午後6時過ぎ、4隻は各々観客のエールを受けつつスタート地点へ向かいます。

レースは2000m。前回優勝のジェノバ(白)は地元の大歓声を受け序盤から先頭を快走します。それにほとんど並ぶ形でアマルフィ(青)が追走し、その後ろにヴェネツィア(緑)、ピサ(赤)と続きます。私は1700mあたりの地点で観戦していましたが、私の前を通過した時点ではジェノバがわずかにリードしていました。しかし、最終盤にアマルフィが怒涛の追い上げを見せ、逆転勝利をつかみました。

さて、プラは郊外の静かな地区ですが、この日は1万人を超える観衆で大賑わい。帰りの電車を2本見送る羽目になりました...。

アマルフィはこれで12回目の優勝です。
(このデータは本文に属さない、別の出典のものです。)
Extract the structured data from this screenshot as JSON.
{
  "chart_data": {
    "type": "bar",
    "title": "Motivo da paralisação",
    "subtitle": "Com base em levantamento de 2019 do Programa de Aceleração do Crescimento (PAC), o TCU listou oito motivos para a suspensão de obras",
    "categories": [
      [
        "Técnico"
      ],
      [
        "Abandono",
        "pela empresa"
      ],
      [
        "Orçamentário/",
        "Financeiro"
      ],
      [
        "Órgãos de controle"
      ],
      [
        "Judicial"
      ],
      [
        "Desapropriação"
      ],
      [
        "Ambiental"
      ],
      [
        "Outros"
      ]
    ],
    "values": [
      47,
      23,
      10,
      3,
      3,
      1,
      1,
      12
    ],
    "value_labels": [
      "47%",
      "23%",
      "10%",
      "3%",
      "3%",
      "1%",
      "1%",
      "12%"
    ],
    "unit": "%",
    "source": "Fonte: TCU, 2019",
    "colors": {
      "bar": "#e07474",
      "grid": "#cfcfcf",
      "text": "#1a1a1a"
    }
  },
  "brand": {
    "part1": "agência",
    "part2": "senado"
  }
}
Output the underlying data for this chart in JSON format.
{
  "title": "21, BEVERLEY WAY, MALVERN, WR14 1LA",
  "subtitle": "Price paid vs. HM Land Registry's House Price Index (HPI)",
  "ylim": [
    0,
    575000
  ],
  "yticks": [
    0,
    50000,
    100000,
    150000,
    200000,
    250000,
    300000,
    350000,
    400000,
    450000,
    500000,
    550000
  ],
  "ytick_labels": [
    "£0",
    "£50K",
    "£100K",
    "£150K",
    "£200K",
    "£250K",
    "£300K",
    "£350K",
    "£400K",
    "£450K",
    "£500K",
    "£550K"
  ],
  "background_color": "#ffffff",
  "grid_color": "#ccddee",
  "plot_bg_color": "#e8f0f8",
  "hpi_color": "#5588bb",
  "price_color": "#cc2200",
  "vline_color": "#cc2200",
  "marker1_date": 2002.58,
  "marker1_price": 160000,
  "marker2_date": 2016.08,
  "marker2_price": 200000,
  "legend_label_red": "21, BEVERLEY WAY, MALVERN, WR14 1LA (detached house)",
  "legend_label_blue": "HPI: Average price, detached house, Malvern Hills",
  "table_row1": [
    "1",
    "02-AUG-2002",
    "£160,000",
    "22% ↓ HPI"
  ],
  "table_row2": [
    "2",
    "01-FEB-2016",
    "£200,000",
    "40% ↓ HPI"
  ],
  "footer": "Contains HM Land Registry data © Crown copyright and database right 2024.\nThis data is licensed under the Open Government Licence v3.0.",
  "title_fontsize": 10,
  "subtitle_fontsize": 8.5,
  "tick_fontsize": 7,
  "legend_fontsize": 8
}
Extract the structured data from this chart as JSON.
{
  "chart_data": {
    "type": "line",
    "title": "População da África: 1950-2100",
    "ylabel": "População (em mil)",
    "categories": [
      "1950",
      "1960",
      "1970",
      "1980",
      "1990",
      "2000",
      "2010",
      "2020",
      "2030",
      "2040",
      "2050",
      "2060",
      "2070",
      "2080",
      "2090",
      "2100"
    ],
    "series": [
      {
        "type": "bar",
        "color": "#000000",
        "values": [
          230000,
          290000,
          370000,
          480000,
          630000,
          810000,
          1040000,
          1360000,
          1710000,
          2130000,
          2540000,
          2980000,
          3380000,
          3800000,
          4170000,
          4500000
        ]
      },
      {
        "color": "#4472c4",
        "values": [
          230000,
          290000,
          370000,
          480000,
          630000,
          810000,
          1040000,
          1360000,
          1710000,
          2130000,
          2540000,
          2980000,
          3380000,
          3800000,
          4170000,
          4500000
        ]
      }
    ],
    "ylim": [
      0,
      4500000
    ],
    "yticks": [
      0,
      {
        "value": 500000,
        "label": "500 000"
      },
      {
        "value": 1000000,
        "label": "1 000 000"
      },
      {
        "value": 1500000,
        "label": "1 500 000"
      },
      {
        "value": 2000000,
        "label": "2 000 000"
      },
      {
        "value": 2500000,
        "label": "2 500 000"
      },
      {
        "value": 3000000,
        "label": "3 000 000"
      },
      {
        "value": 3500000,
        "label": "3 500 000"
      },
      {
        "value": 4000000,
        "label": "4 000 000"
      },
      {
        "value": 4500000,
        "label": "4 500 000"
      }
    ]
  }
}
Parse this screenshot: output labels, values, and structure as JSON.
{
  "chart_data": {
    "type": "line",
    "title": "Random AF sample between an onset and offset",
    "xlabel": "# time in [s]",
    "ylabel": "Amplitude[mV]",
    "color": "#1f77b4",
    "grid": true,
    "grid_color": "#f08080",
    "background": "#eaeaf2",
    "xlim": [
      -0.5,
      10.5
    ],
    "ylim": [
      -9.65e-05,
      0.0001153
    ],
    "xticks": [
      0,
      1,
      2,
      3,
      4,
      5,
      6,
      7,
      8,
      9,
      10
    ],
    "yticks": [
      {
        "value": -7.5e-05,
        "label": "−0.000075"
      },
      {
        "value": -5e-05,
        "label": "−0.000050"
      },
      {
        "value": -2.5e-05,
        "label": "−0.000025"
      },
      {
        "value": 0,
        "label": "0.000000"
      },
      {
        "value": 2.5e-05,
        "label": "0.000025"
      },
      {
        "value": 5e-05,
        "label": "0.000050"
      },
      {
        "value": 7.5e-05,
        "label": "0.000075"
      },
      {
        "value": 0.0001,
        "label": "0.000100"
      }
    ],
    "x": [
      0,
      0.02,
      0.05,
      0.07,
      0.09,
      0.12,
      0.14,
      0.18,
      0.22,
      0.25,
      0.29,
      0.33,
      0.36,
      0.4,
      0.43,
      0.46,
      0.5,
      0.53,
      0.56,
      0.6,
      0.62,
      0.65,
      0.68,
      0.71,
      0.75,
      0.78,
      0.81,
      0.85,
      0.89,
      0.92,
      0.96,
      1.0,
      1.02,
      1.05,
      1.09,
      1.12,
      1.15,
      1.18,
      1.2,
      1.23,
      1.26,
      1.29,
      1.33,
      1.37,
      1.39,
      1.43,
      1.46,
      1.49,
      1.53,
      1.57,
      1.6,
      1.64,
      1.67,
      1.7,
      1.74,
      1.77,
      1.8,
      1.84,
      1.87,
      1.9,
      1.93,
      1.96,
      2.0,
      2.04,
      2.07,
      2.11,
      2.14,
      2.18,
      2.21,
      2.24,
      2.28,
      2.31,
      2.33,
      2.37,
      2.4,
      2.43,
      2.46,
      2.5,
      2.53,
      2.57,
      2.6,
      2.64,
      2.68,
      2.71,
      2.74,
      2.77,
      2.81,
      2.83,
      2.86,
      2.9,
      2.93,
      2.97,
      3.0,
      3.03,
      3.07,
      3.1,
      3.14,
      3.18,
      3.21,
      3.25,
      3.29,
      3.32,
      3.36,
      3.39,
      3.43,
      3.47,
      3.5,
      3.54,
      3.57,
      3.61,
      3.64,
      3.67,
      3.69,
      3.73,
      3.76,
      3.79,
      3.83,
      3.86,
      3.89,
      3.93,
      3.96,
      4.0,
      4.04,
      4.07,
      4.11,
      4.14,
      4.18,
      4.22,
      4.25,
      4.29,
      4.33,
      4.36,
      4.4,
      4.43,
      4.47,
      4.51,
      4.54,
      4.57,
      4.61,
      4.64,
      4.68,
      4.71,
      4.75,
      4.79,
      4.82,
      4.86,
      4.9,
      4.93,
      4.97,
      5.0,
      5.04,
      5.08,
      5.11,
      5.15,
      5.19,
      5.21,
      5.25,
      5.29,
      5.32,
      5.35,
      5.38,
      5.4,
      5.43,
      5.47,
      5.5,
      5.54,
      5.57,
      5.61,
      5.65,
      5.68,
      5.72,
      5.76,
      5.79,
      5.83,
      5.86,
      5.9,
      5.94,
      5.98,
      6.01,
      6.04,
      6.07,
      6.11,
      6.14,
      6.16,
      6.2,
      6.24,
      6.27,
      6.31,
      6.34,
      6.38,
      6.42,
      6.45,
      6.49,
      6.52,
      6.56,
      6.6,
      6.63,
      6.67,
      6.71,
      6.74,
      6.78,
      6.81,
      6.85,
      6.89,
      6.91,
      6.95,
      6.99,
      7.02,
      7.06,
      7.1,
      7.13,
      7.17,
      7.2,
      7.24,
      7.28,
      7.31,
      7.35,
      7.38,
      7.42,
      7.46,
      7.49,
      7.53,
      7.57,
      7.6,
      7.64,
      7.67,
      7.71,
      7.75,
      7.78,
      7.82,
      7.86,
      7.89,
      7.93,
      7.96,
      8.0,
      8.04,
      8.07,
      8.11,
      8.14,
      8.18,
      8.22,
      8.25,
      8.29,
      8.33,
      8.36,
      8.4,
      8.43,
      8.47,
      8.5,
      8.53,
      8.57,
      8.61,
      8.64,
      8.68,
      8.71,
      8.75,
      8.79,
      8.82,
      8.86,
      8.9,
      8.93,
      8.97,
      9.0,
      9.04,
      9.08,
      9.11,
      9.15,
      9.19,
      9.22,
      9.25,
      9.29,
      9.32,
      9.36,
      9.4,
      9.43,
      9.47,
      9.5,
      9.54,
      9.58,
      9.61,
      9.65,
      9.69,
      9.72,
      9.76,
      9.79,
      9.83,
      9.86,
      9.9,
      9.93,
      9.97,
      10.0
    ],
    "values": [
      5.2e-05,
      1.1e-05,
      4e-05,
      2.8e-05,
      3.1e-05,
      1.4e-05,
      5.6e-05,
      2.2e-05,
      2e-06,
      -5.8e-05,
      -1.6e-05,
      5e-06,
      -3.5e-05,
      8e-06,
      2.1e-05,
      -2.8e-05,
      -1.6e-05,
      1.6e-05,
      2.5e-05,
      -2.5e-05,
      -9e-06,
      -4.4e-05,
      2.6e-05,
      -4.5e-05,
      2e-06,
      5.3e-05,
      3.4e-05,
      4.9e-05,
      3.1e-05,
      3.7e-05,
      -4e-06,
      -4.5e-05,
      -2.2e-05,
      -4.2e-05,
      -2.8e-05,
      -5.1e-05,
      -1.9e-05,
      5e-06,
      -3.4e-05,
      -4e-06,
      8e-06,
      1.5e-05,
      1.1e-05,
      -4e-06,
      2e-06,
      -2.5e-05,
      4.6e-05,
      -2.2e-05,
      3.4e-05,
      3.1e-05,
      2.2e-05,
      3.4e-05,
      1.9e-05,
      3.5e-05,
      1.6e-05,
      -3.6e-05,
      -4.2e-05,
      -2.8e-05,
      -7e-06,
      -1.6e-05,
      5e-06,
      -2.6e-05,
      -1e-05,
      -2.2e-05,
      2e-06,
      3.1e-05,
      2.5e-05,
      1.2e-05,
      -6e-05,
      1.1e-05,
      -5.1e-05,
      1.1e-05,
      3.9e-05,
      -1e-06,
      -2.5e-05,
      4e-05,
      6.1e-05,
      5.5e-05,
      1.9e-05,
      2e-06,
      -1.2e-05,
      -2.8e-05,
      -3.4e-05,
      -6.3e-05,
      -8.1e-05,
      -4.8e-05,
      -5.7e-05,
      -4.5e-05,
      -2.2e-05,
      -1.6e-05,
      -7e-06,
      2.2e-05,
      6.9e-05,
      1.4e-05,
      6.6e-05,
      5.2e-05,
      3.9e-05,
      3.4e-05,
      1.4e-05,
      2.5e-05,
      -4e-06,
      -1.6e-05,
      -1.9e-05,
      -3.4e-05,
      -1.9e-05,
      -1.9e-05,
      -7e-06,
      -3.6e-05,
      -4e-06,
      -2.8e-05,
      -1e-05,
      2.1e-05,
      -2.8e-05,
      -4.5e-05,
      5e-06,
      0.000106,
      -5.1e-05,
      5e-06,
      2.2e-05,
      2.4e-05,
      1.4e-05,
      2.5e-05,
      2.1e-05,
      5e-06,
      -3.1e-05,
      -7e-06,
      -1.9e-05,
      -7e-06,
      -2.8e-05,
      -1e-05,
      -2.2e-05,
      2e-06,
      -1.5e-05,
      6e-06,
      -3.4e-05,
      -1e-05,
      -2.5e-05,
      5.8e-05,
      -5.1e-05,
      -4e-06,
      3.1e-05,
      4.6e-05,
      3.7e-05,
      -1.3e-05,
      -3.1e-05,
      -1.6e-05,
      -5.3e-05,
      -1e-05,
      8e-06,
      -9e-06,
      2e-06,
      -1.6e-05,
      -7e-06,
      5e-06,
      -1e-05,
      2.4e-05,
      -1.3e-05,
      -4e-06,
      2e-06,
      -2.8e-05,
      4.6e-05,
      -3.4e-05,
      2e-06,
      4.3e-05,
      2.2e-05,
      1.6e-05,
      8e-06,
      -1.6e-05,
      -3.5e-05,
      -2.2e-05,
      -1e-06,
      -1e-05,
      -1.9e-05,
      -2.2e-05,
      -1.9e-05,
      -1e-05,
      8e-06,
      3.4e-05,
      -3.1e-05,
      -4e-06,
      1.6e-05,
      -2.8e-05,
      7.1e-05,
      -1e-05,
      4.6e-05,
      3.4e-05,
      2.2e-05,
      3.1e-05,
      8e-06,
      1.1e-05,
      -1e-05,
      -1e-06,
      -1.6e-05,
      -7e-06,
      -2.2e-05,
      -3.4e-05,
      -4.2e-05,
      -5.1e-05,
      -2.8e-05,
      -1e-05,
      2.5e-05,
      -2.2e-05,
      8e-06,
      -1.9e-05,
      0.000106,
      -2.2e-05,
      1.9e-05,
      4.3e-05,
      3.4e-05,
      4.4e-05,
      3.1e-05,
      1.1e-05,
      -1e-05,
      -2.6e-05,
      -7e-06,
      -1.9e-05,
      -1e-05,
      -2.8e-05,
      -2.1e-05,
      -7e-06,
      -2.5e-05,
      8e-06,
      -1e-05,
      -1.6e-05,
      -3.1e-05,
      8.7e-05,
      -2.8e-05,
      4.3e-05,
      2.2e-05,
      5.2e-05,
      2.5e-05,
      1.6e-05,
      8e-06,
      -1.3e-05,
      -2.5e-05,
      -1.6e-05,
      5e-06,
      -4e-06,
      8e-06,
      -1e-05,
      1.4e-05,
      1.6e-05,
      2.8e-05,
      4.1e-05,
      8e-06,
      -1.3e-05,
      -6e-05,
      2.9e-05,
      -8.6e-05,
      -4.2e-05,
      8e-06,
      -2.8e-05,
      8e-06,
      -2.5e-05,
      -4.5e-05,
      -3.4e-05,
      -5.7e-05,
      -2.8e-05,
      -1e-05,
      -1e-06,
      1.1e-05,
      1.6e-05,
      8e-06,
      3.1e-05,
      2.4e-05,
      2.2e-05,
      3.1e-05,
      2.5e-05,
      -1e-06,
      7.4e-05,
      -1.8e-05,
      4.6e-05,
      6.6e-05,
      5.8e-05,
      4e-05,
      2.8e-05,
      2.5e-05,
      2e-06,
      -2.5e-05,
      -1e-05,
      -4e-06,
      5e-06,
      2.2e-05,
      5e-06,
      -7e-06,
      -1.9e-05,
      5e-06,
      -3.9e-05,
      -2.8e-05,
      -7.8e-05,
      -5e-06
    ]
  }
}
63年の歴史を持つ大会ですが、これまでの成績は(さすが海の上の街というのか)圧倒的にヴェネツィアが優位で、33回の優勝を誇っています。ジェノバは9回、ピサは8回です。

2019年の大会については来年春ごろに詳細が判明するかと思います。時期は5月末~7月初め、場所は順番通りであればヴェネツィアと思われますが、変更となる可能性もあります。

この時期に上記4都市を旅行される際には、ぜひ市内のイベント情報をチェックしてみてください!※ちなみに、テレビ中継もあります!